1x1 der Wirtschaft
Minimalfranchise erhöhen: Eine Idee für die Notfallstation

Vor kurzem hat das bürgerlich dominierte Parlament entschieden, dass die Minimalfranchise der Grund­versicherung (heute 300 Franken) ­künftig kräftig steigen soll. Der Bundesrat muss nun eine Vorlage aus­arbeiten. Die verquere Logik der Parlamentsmehrheit: Je mehr man für Gesundheitsdienstleistungen selbst bezahlen muss, desto öfter verzichtet man darauf und desto mehr sinken die Gesundheitskosten.

Ein Teufelskreis

Nun, wenn dem so wäre, dann müsste die Schweiz ­bereits heute eines der günstigsten Gesundheitssysteme Europas haben. Denn nirgendwo sonst bezahlen die Patientinnen und Patienten mehr aus der eigenen Tasche als bei uns (siehe Grafik). Dabei handelt es sich um Franchisen und Selbstbehalte, aber nicht nur: auch Zahnarztkosten, viele Medikamente und Pflegekosten müssen selbst bezahlt werden. Und obendrauf kommen erst noch die Prämien, die fast überall einkommensabhängig erhoben werden, ausser in der Schweiz.

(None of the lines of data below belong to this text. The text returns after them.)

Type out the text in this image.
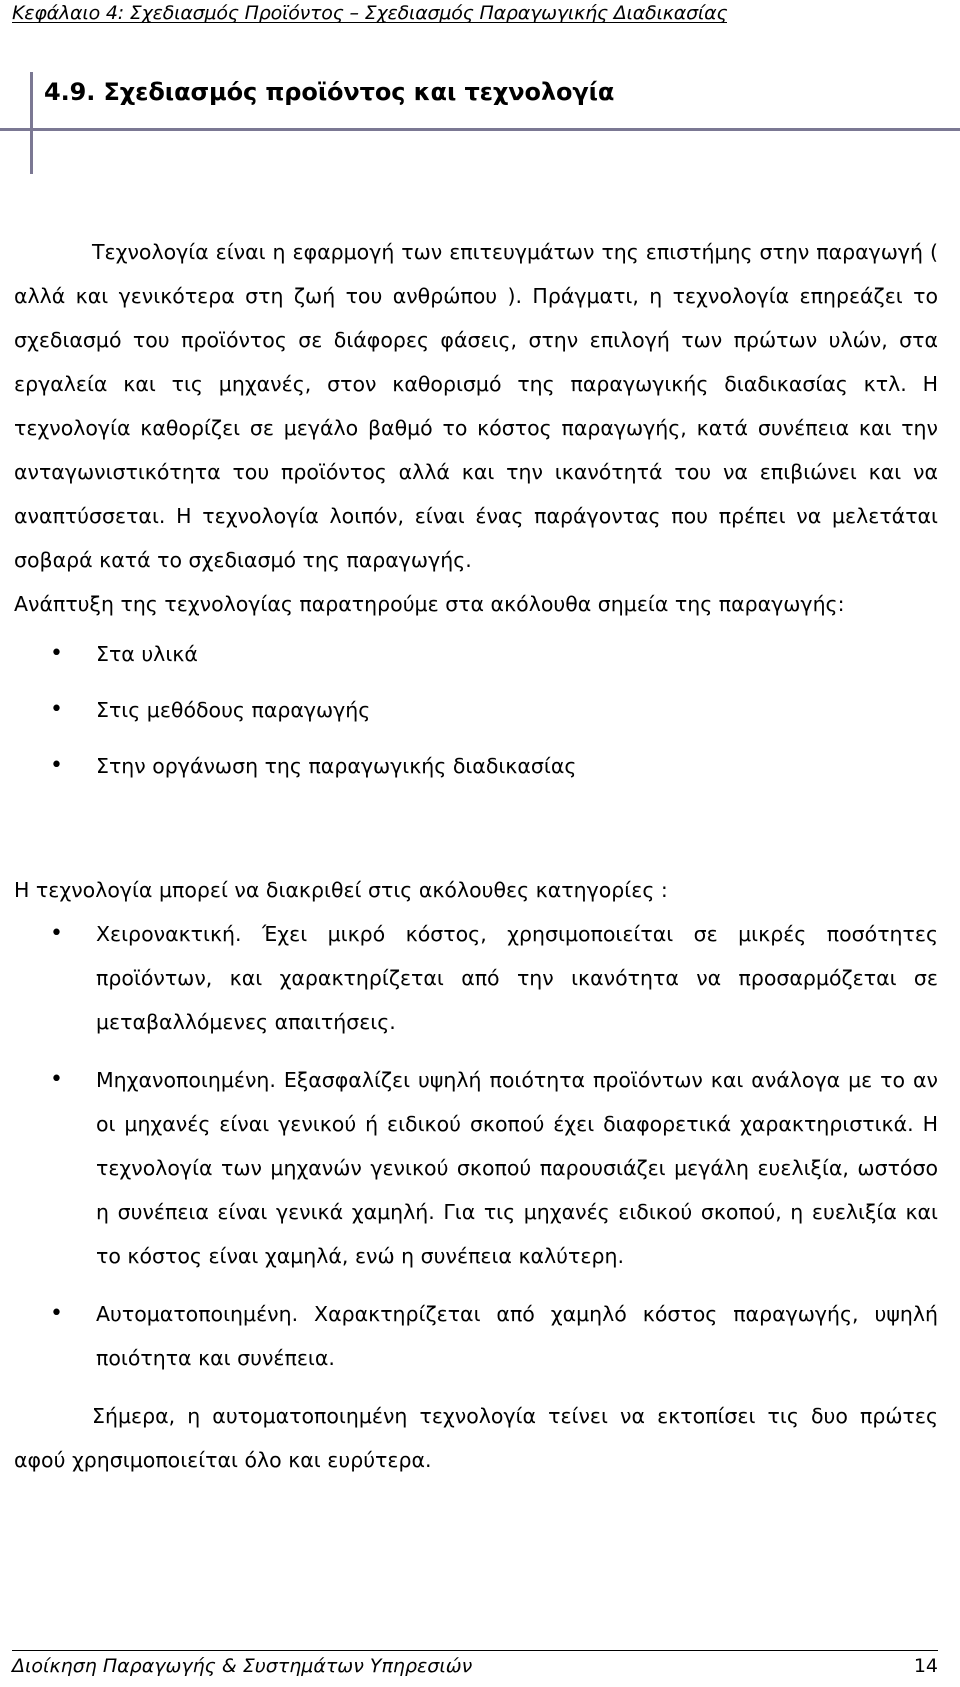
Κεφάλαιο 4: Σχεδιασμός Προϊόντος – Σχεδιασμός Παραγωγικής Διαδικασίας
4.9. Σχεδιασμός προϊόντος και τεχνολογία

Τεχνολογία είναι η εφαρμογή των επιτευγμάτων της επιστήμης στην παραγωγή ( αλλά και γενικότερα στη ζωή του ανθρώπου ). Πράγματι, η τεχνολογία επηρεάζει το σχεδιασμό του προϊόντος σε διάφορες φάσεις, στην επιλογή των πρώτων υλών, στα εργαλεία και τις μηχανές, στον καθορισμό της παραγωγικής διαδικασίας κτλ. Η τεχνολογία καθορίζει σε μεγάλο βαθμό το κόστος παραγωγής, κατά συνέπεια και την ανταγωνιστικότητα του προϊόντος αλλά και την ικανότητά του να επιβιώνει και να αναπτύσσεται. Η τεχνολογία λοιπόν, είναι ένας παράγοντας που πρέπει να μελετάται σοβαρά κατά το σχεδιασμό της παραγωγής.

Ανάπτυξη της τεχνολογίας παρατηρούμε στα ακόλουθα σημεία της παραγωγής:

• Στα υλικά
• Στις μεθόδους παραγωγής
• Στην οργάνωση της παραγωγικής διαδικασίας

Η τεχνολογία μπορεί να διακριθεί στις ακόλουθες κατηγορίες :

• Χειρονακτική. Έχει μικρό κόστος, χρησιμοποιείται σε μικρές ποσότητες προϊόντων, και χαρακτηρίζεται από την ικανότητα να προσαρμόζεται σε μεταβαλλόμενες απαιτήσεις.
• Μηχανοποιημένη. Εξασφαλίζει υψηλή ποιότητα προϊόντων και ανάλογα με το αν οι μηχανές είναι γενικού ή ειδικού σκοπού έχει διαφορετικά χαρακτηριστικά. Η τεχνολογία των μηχανών γενικού σκοπού παρουσιάζει μεγάλη ευελιξία, ωστόσο η συνέπεια είναι γενικά χαμηλή. Για τις μηχανές ειδικού σκοπού, η ευελιξία και το κόστος είναι χαμηλά, ενώ η συνέπεια καλύτερη.
• Αυτοματοποιημένη. Χαρακτηρίζεται από χαμηλό κόστος παραγωγής, υψηλή ποιότητα και συνέπεια.

Σήμερα, η αυτοματοποιημένη τεχνολογία τείνει να εκτοπίσει τις δυο πρώτες αφού χρησιμοποιείται όλο και ευρύτερα.

Διοίκηση Παραγωγής & Συστημάτων Υπηρεσιών	14
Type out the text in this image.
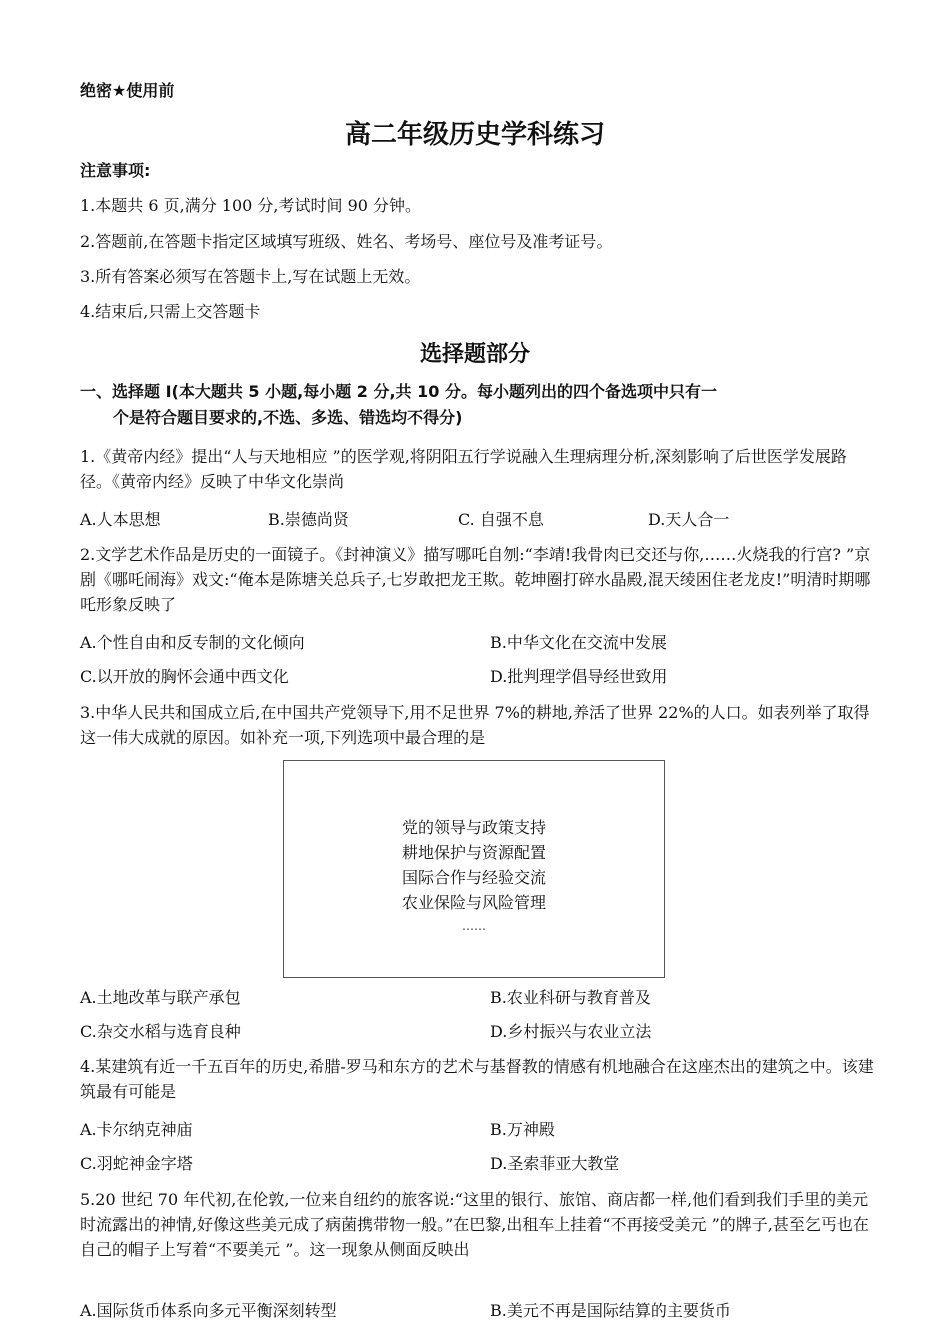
绝密★使用前
高二年级历史学科练习
注意事项:
1.本题共 6 页,满分 100 分,考试时间 90 分钟。
2.答题前,在答题卡指定区域填写班级、姓名、考场号、座位号及准考证号。
3.所有答案必须写在答题卡上,写在试题上无效。
4.结束后,只需上交答题卡
选择题部分
一、选择题 I(本大题共 5 小题,每小题 2 分,共 10 分。每小题列出的四个备选项中只有一
个是符合题目要求的,不选、多选、错选均不得分)
1.《黄帝内经》提出“人与天地相应 ”的医学观,将阴阳五行学说融入生理病理分析,深刻影响了后世医学发展路径。《黄帝内经》反映了中华文化崇尚
A.人本思想	B.崇德尚贤	C. 自强不息	D.天人合一
2.文学艺术作品是历史的一面镜子。《封神演义》描写哪吒自刎:“李靖!我骨肉已交还与你,……火烧我的行宫? ”京剧《哪吒闹海》戏文:“俺本是陈塘关总兵子,七岁敢把龙王欺。乾坤圈打碎水晶殿,混天绫困住老龙皮!”明清时期哪吒形象反映了
A.个性自由和反专制的文化倾向	B.中华文化在交流中发展
C.以开放的胸怀会通中西文化	D.批判理学倡导经世致用
3.中华人民共和国成立后,在中国共产党领导下,用不足世界 7%的耕地,养活了世界 22%的人口。如表列举了取得这一伟大成就的原因。如补充一项,下列选项中最合理的是
党的领导与政策支持
耕地保护与资源配置
国际合作与经验交流
农业保险与风险管理
……
A.土地改革与联产承包	B.农业科研与教育普及
C.杂交水稻与选育良种	D.乡村振兴与农业立法
4.某建筑有近一千五百年的历史,希腊-罗马和东方的艺术与基督教的情感有机地融合在这座杰出的建筑之中。该建筑最有可能是
A.卡尔纳克神庙	B.万神殿
C.羽蛇神金字塔	D.圣索菲亚大教堂
5.20 世纪 70 年代初,在伦敦,一位来自纽约的旅客说:“这里的银行、旅馆、商店都一样,他们看到我们手里的美元时流露出的神情,好像这些美元成了病菌携带物一般。”在巴黎,出租车上挂着“不再接受美元 ”的牌子,甚至乞丐也在自己的帽子上写着“不要美元 ”。这一现象从侧面反映出
A.国际货币体系向多元平衡深刻转型	B.美元不再是国际结算的主要货币
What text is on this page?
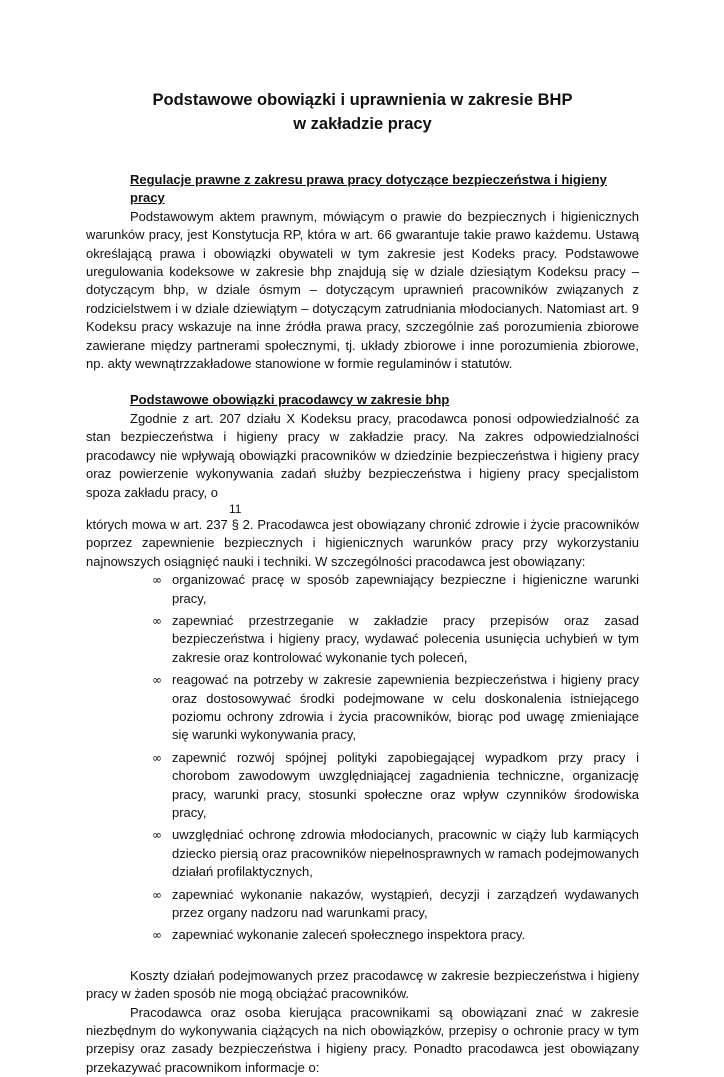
Podstawowe obowiązki i uprawnienia w zakresie BHP
w zakładzie pracy

Regulacje prawne z zakresu prawa pracy dotyczące bezpieczeństwa i higieny pracy

Podstawowym aktem prawnym, mówiącym o prawie do bezpiecznych i higienicznych warunków pracy, jest Konstytucja RP, która w art. 66 gwarantuje takie prawo każdemu. Ustawą określającą prawa i obowiązki obywateli w tym zakresie jest Kodeks pracy. Podstawowe uregulowania kodeksowe w zakresie bhp znajdują się w dziale dziesiątym Kodeksu pracy – dotyczącym bhp, w dziale ósmym – dotyczącym uprawnień pracowników związanych z rodzicielstwem i w dziale dziewiątym – dotyczącym zatrudniania młodocianych. Natomiast art. 9 Kodeksu pracy wskazuje na inne źródła prawa pracy, szczególnie zaś porozumienia zbiorowe zawierane między partnerami społecznymi, tj. układy zbiorowe i inne porozumienia zbiorowe, np. akty wewnątrzzakładowe stanowione w formie regulaminów i statutów.

Podstawowe obowiązki pracodawcy w zakresie bhp

Zgodnie z art. 207 działu X Kodeksu pracy, pracodawca ponosi odpowiedzialność za stan bezpieczeństwa i higieny pracy w zakładzie pracy. Na zakres odpowiedzialności pracodawcy nie wpływają obowiązki pracowników w dziedzinie bezpieczeństwa i higieny pracy oraz powierzenie wykonywania zadań służby bezpieczeństwa i higieny pracy specjalistom spoza zakładu pracy, o

11

których mowa w art. 237 § 2. Pracodawca jest obowiązany chronić zdrowie i życie pracowników poprzez zapewnienie bezpiecznych i higienicznych warunków pracy przy wykorzystaniu najnowszych osiągnięć nauki i techniki. W szczególności pracodawca jest obowiązany:

∞ organizować pracę w sposób zapewniający bezpieczne i higieniczne warunki pracy,
∞ zapewniać przestrzeganie w zakładzie pracy przepisów oraz zasad bezpieczeństwa i higieny pracy, wydawać polecenia usunięcia uchybień w tym zakresie oraz kontrolować wykonanie tych poleceń,
∞ reagować na potrzeby w zakresie zapewnienia bezpieczeństwa i higieny pracy oraz dostosowywać środki podejmowane w celu doskonalenia istniejącego poziomu ochrony zdrowia i życia pracowników, biorąc pod uwagę zmieniające się warunki wykonywania pracy,
∞ zapewnić rozwój spójnej polityki zapobiegającej wypadkom przy pracy i chorobom zawodowym uwzględniającej zagadnienia techniczne, organizację pracy, warunki pracy, stosunki społeczne oraz wpływ czynników środowiska pracy,
∞ uwzględniać ochronę zdrowia młodocianych, pracownic w ciąży lub karmiących dziecko piersią oraz pracowników niepełnosprawnych w ramach podejmowanych działań profilaktycznych,
∞ zapewniać wykonanie nakazów, wystąpień, decyzji i zarządzeń wydawanych przez organy nadzoru nad warunkami pracy,
∞ zapewniać wykonanie zaleceń społecznego inspektora pracy.

Koszty działań podejmowanych przez pracodawcę w zakresie bezpieczeństwa i higieny pracy w żaden sposób nie mogą obciążać pracowników.

Pracodawca oraz osoba kierująca pracownikami są obowiązani znać w zakresie niezbędnym do wykonywania ciążących na nich obowiązków, przepisy o ochronie pracy w tym przepisy oraz zasady bezpieczeństwa i higieny pracy. Ponadto pracodawca jest obowiązany przekazywać pracownikom informacje o:
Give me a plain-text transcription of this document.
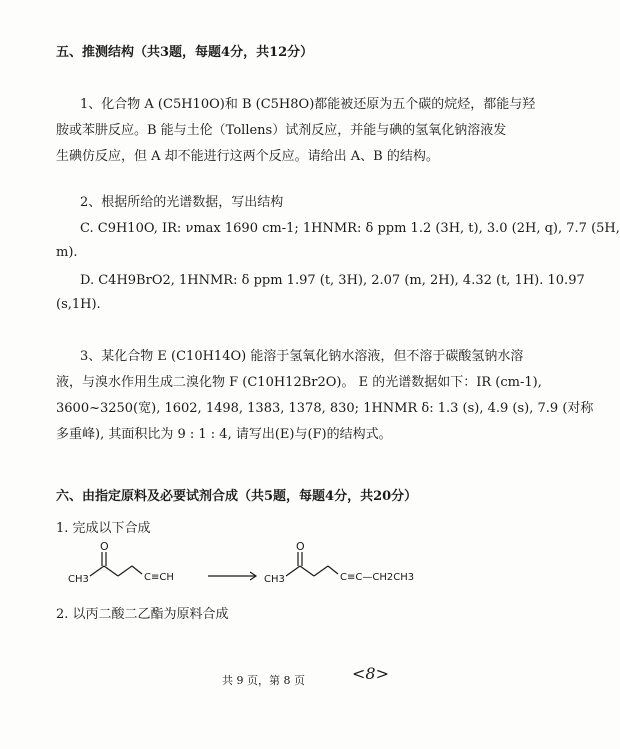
五、推测结构（共3题，每题4分，共12分）
1、化合物 A (C5H10O)和 B (C5H8O)都能被还原为五个碳的烷烃，都能与羟
胺或苯肼反应。B 能与土伦（Tollens）试剂反应，并能与碘的氢氧化钠溶液发
生碘仿反应，但 A 却不能进行这两个反应。请给出 A、B 的结构。
2、根据所给的光谱数据，写出结构
C. C9H10O, IR: νmax 1690 cm-1; 1HNMR: δ ppm 1.2 (3H, t), 3.0 (2H, q), 7.7 (5H,
m).
D. C4H9BrO2, 1HNMR: δ ppm 1.97 (t, 3H), 2.07 (m, 2H), 4.32 (t, 1H). 10.97
(s,1H).
3、某化合物 E (C10H14O) 能溶于氢氧化钠水溶液，但不溶于碳酸氢钠水溶
液，与溴水作用生成二溴化物 F (C10H12Br2O)。 E 的光谱数据如下：IR (cm-1),
3600~3250(宽), 1602, 1498, 1383, 1378, 830; 1HNMR δ: 1.3 (s), 4.9 (s), 7.9 (对称
多重峰), 其面积比为 9 : 1 : 4, 请写出(E)与(F)的结构式。
六、由指定原料及必要试剂合成（共5题，每题4分，共20分）
1. 完成以下合成
O
CH3	C≡CH
O
CH3	C≡C—CH2CH3
2. 以丙二酸二乙酯为原料合成
共 9 页，第 8 页	<8>
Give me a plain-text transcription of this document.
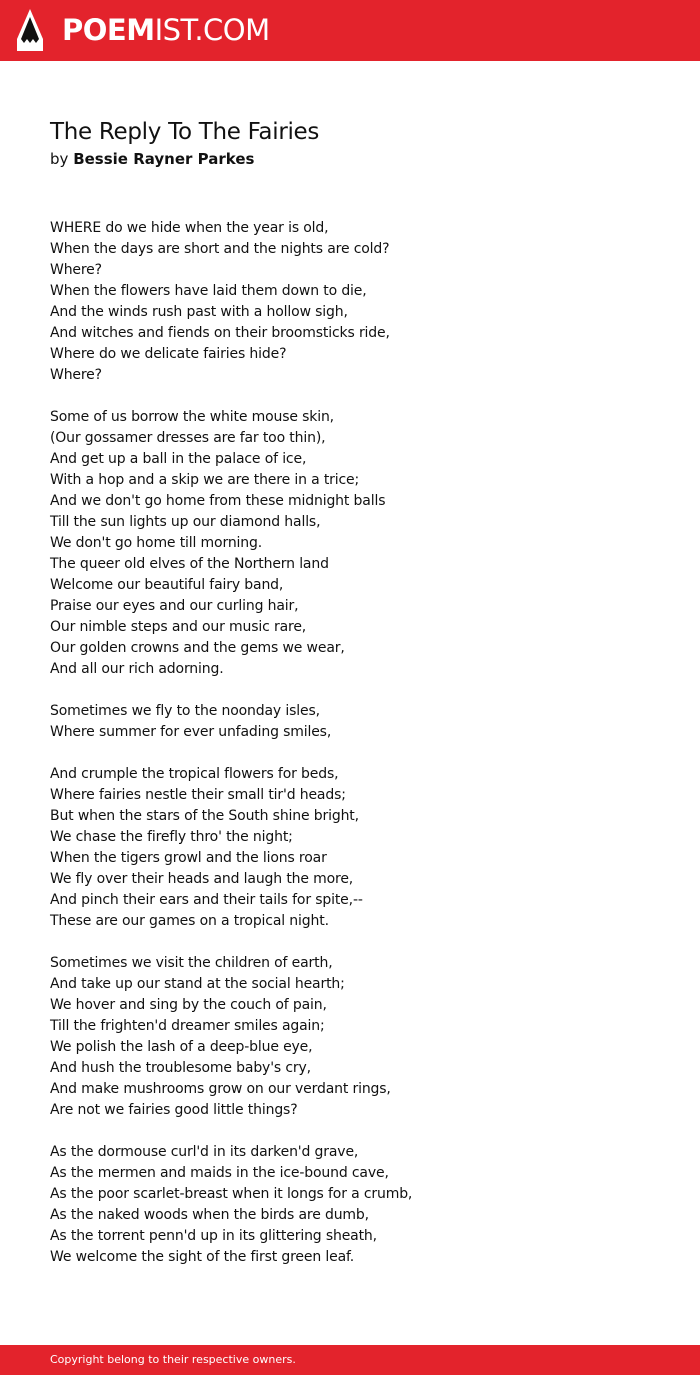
POEMIST.COM
The Reply To The Fairies
by Bessie Rayner Parkes
WHERE do we hide when the year is old,
When the days are short and the nights are cold?
Where?
When the flowers have laid them down to die,
And the winds rush past with a hollow sigh,
And witches and fiends on their broomsticks ride,
Where do we delicate fairies hide?
Where?
Some of us borrow the white mouse skin,
(Our gossamer dresses are far too thin),
And get up a ball in the palace of ice,
With a hop and a skip we are there in a trice;
And we don't go home from these midnight balls
Till the sun lights up our diamond halls,
We don't go home till morning.
The queer old elves of the Northern land
Welcome our beautiful fairy band,
Praise our eyes and our curling hair,
Our nimble steps and our music rare,
Our golden crowns and the gems we wear,
And all our rich adorning.
Sometimes we fly to the noonday isles,
Where summer for ever unfading smiles,
And crumple the tropical flowers for beds,
Where fairies nestle their small tir'd heads;
But when the stars of the South shine bright,
We chase the firefly thro' the night;
When the tigers growl and the lions roar
We fly over their heads and laugh the more,
And pinch their ears and their tails for spite,--
These are our games on a tropical night.
Sometimes we visit the children of earth,
And take up our stand at the social hearth;
We hover and sing by the couch of pain,
Till the frighten'd dreamer smiles again;
We polish the lash of a deep-blue eye,
And hush the troublesome baby's cry,
And make mushrooms grow on our verdant rings,
Are not we fairies good little things?
As the dormouse curl'd in its darken'd grave,
As the mermen and maids in the ice-bound cave,
As the poor scarlet-breast when it longs for a crumb,
As the naked woods when the birds are dumb,
As the torrent penn'd up in its glittering sheath,
We welcome the sight of the first green leaf.
Copyright belong to their respective owners.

Gerade weil die Prämien unablässig steigen, haben in den letzten Jahren auch ­immer mehr Arbeitnehmende eine ­höhere Franchise gewählt (denn ­dadurch erhalten sie einen Prämienrabatt). Dies, obwohl viele Versicherte, gerade in körperlich strengen Berufen, dafür eigentlich nicht genug gesund sind. Werden sie dann nämlich krank, müssen sie noch viel mehr selbst bezahlen – ein Teufelskreis.

Überrissen

Nun sollen also auch noch jene bestraft werden, die aus gesundheitlichen Gründen weiterhin die tiefste Franchise gewählt haben. Und muss jemand in den Notfall, dann soll künftig sogar immer eine 50-Franken-Gebühr fällig werden – auch das will die bürgerliche Parlamentsmehrheit. Alles ganz nach dem Motto: Anstatt das Feuer zu löschen, giessen wir noch weiter Öl hinein.
Dabei wäre die Lösung simpel: ­Abzockerei zulasten der Prämien­zahlerinnen muss endlich gestoppt werden – seien es die exorbitanten Medikamentenpreise der Pharma, die zu hohen Tarife der ­Spezialärzte oder die überrissenen Löhne in den Teppichetagen der ­Kassen. Würde man nur einen Teil des dabei Ersparten für eine Aufstockung der Prä­mienverbilligungen verwenden, ginge es der Normalbevölkerung wesentlich besser. Sowohl gesundheitlich als auch finanziell.

Reto Wyss ist Ökonom beim Schweize­rischen Gewerkschaftsbund (SGB).